If you are one of the thousands of Canadian homeowners that applied for Canada’s Greener Home Grant, it might be awhile before you see your money.
Homeowners who have gone ‘green’ with the expectation of getting some ‘green’ back from the government, are not being shown the green light when it comes to their reimbursements.
Quite the contrary, they are facing a red light on their reimbursements, which is leaving some in the red.
The Canada Greener Homes Grant is estimated to help cut greenhouse-gas emissions in Canada by 1.5 megatons by 2027. The program was introduced by the Liberal government, and it is only part of the government’s plans to help address issues of climate change. But where the Greener Homes Grant promises to put some ‘green’ into homeowner’s pockets, the program has some pretty significant problems. As such, homeowners that applied for the Greener Homes Grant, or homeowners who are trying to apply for it now, might not see their money for months.

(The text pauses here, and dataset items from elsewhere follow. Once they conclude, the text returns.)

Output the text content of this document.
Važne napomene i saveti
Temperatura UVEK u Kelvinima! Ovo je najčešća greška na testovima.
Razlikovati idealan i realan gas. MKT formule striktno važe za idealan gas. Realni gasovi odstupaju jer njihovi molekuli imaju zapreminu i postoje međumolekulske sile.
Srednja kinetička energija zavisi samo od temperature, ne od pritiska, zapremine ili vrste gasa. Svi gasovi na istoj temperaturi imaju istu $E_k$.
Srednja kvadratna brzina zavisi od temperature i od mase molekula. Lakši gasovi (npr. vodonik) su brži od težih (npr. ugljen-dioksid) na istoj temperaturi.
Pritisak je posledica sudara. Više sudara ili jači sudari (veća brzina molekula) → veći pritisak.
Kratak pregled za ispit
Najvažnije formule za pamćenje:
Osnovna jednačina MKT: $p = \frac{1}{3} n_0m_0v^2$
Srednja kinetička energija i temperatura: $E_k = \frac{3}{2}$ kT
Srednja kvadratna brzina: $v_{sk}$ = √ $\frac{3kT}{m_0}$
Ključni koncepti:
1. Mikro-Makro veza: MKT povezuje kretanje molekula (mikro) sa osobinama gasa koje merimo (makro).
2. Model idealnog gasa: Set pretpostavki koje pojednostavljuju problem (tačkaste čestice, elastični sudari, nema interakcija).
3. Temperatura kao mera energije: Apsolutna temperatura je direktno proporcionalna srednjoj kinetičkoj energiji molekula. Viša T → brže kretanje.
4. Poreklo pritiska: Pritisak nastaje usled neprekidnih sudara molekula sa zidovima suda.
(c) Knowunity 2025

The wait is two-fold. It stems from a backlog of applications, as well as a shortage of federally regulated energy advisors to conduct the required pre- and post- retrofit evaluations.
The Canada Greener Homes grant launched in May, and since its launch, thousands of Canadian homeowners have seized the opportunity to offset the costs involved in retrofitting their homes to make them more energy efficient. In an effort to promote a ‘cleaner, greener’ Canada, the Canadian government promised 700 000 grants. And while the grant was a great incentive for Canadian homeowners to make their homes more energy efficient, the Canadian government clearly did not anticipate just how popular the program would be.
An article published by the Globe and Mail on January 23, 2022, outlines the two main causes of delay. The first is the popularity of the program and the subsequent backlogs in application.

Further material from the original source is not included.